Let the number be N
if the eggs in a basket are removed 2 at a time, one eggs will remain.
So N is 1 less than a multiple of 2, so N=2A-1 for some positive integer A.
If they are removed 3 at a time, 2 eggs remain.
So N is 2 more, and therefore 1 less than, a multiple of 3, so N=3B-1 for some positive integer B.
If the eggs are removed 4...at a time, then 3...eggs remain,
So N is 3 more, and therefore 1 less than, a multiple of 4, so N=4C-1 for some positive integer C
If the eggs are removed ...5... at a time, then ...4... eggs remain,
So N is 4 more, and therefore 1 less than, a multiple of 5, so N=5D-1 for some positive integer D.
If the eggs are removed ...6 at a time, then ...5 eggs remain,
So N is 5 more, and therefore 1 less than, a multiple of 6, so N=6E-1 for some positive integer E
But if they are taken out 7 at a time, no eggs will be left over.
So N is a multiple of 7, so N=7F for some positive integer F
So
N = 2A-1 = 3B-1 = 4C-1 = 5D-1 = 6E-1 = 7F
Add 1 to all those:
N+1 = 2A = 3B = 4C = 5D = 6E = 7F+1
N+1=7F+1 has to be a common multiple of 2,3,4,5,6. The least
common multiple of 2,3,4,5,6 is 60. So N+1 is a multiple of
60. So N is 1 less than a multiple of 60.
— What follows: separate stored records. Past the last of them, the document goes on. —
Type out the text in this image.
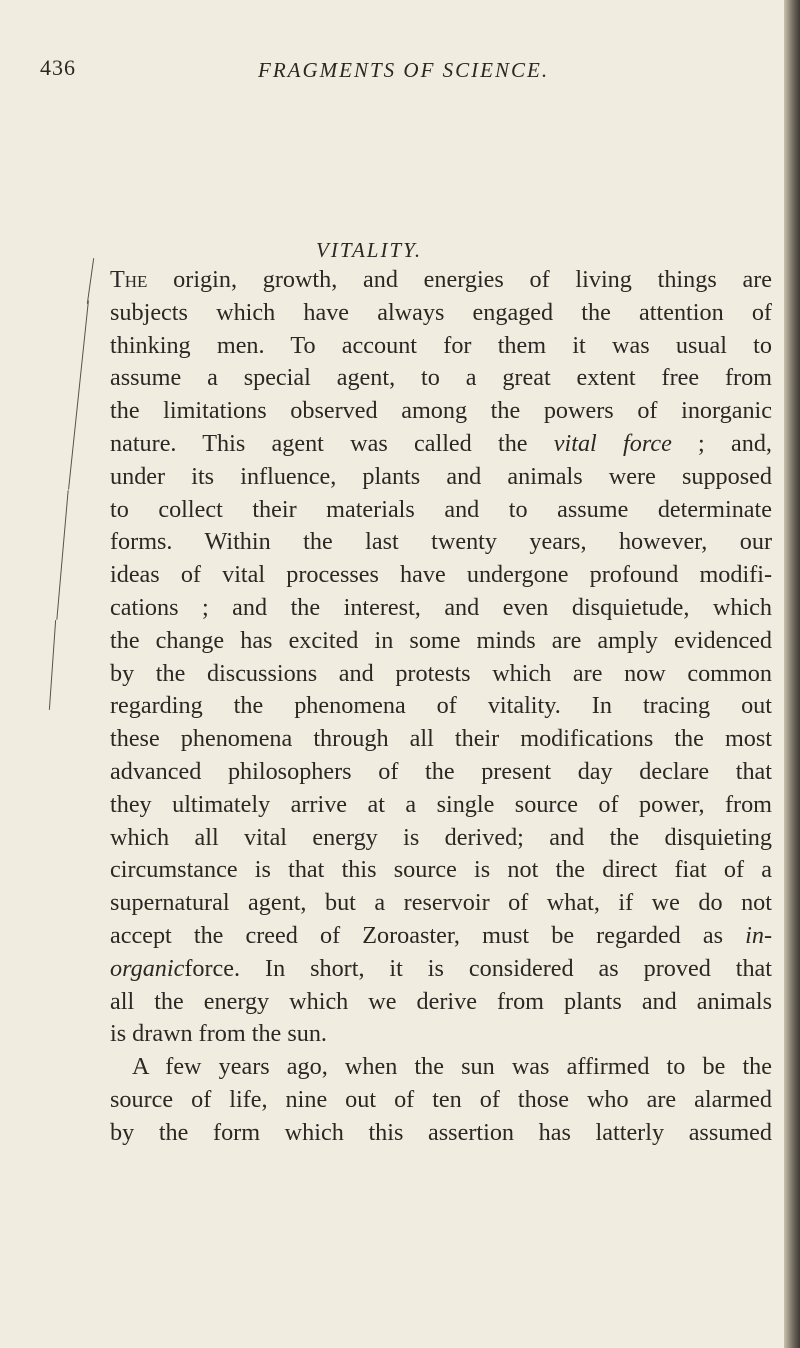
436	FRAGMENTS OF SCIENCE.
VITALITY.

The origin, growth, and energies of living things are
subjects which have always engaged the attention of
thinking men. To account for them it was usual to
assume a special agent, to a great extent free from
the limitations observed among the powers of inorganic
nature. This agent was called the vital force ; and,
under its influence, plants and animals were supposed
to collect their materials and to assume determinate
forms. Within the last twenty years, however, our
ideas of vital processes have undergone profound modifi-
cations ; and the interest, and even disquietude, which
the change has excited in some minds are amply evidenced
by the discussions and protests which are now common
regarding the phenomena of vitality. In tracing out
these phenomena through all their modifications the most
advanced philosophers of the present day declare that
they ultimately arrive at a single source of power, from
which all vital energy is derived; and the disquieting
circumstance is that this source is not the direct fiat of a
supernatural agent, but a reservoir of what, if we do not
accept the creed of Zoroaster, must be regarded as in-
organicforce. In short, it is considered as proved that
all the energy which we derive from plants and animals
is drawn from the sun.

A few years ago, when the sun was affirmed to be the
source of life, nine out of ten of those who are alarmed
by the form which this assertion has latterly assumed
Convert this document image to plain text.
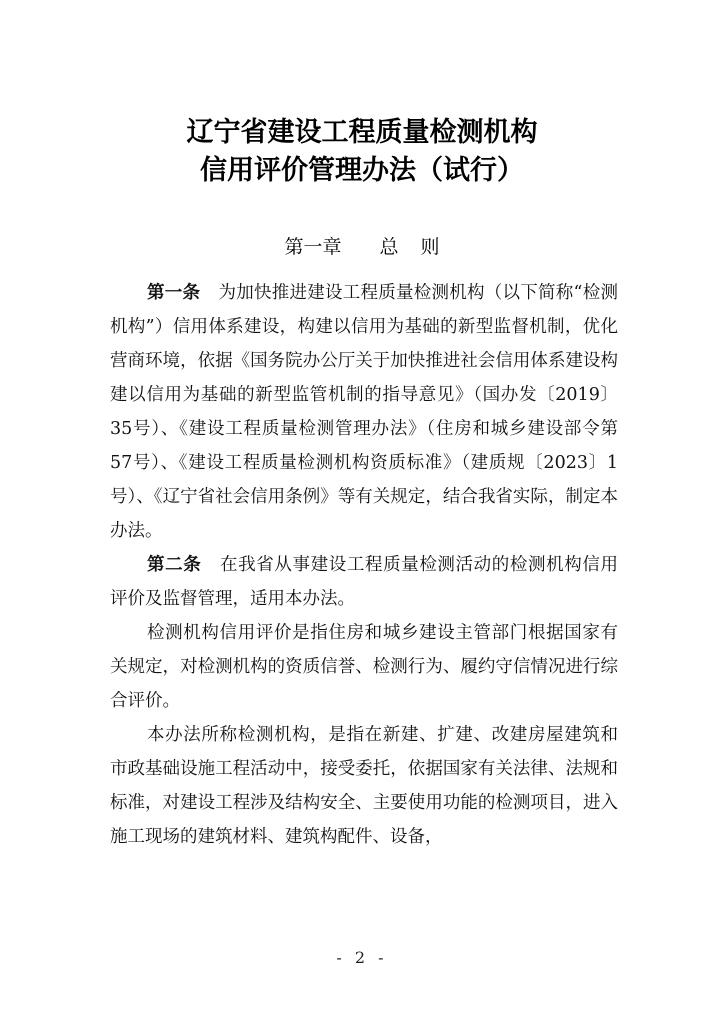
辽宁省建设工程质量检测机构
信用评价管理办法（试行）
第一章 总 则

第一条 为加快推进建设工程质量检测机构（以下简称“检测机构”）信用体系建设，构建以信用为基础的新型监督机制，优化营商环境，依据《国务院办公厅关于加快推进社会信用体系建设构建以信用为基础的新型监管机制的指导意见》（国办发〔2019〕35号）、《建设工程质量检测管理办法》（住房和城乡建设部令第57号）、《建设工程质量检测机构资质标准》（建质规〔2023〕1号）、《辽宁省社会信用条例》等有关规定，结合我省实际，制定本办法。

第二条 在我省从事建设工程质量检测活动的检测机构信用评价及监督管理，适用本办法。

检测机构信用评价是指住房和城乡建设主管部门根据国家有关规定，对检测机构的资质信誉、检测行为、履约守信情况进行综合评价。

本办法所称检测机构，是指在新建、扩建、改建房屋建筑和市政基础设施工程活动中，接受委托，依据国家有关法律、法规和标准，对建设工程涉及结构安全、主要使用功能的检测项目，进入施工现场的建筑材料、建筑构配件、设备，

- 2 -
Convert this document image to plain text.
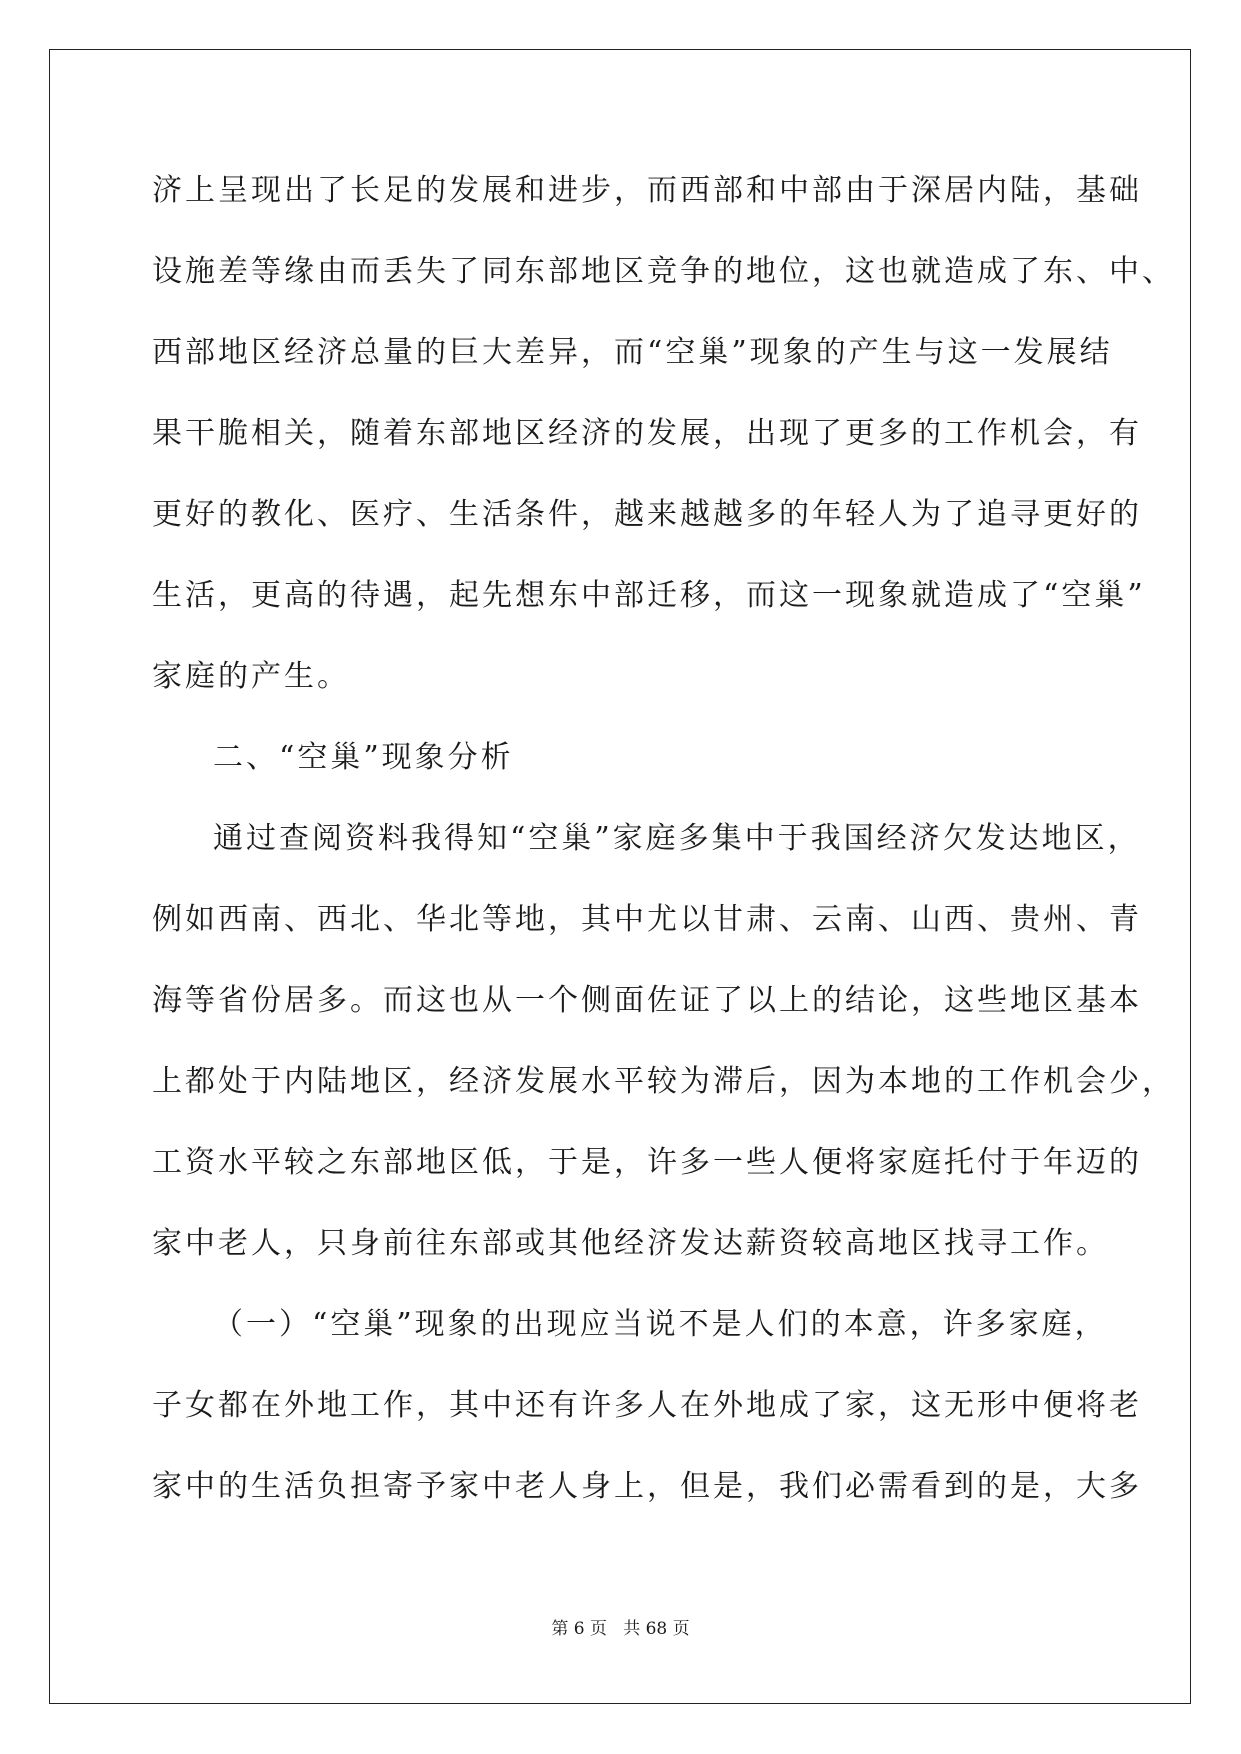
济上呈现出了长足的发展和进步，而西部和中部由于深居内陆，基础
设施差等缘由而丢失了同东部地区竞争的地位，这也就造成了东、中、
西部地区经济总量的巨大差异，而“空巢”现象的产生与这一发展结
果干脆相关，随着东部地区经济的发展，出现了更多的工作机会，有
更好的教化、医疗、生活条件，越来越越多的年轻人为了追寻更好的
生活，更高的待遇，起先想东中部迁移，而这一现象就造成了“空巢”
家庭的产生。
二、“空巢”现象分析
通过查阅资料我得知“空巢”家庭多集中于我国经济欠发达地区，
例如西南、西北、华北等地，其中尤以甘肃、云南、山西、贵州、青
海等省份居多。而这也从一个侧面佐证了以上的结论，这些地区基本
上都处于内陆地区，经济发展水平较为滞后，因为本地的工作机会少，
工资水平较之东部地区低，于是，许多一些人便将家庭托付于年迈的
家中老人，只身前往东部或其他经济发达薪资较高地区找寻工作。
（一）“空巢”现象的出现应当说不是人们的本意，许多家庭，
子女都在外地工作，其中还有许多人在外地成了家，这无形中便将老
家中的生活负担寄予家中老人身上，但是，我们必需看到的是，大多
第 6 页   共 68 页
So we find the least multiple of 60 that is 1 more than a multiple
of 60.
The first multiple of 60 is 60 itself. 1 less than 60 is 59, but
59 is not a multiple of 7.
The next multiple of 60 is 120. 1 less than 120 is 119, and sure
enough, 119 is a multiple of 7. since 119 = 17*7.
Answer: 119
Edwin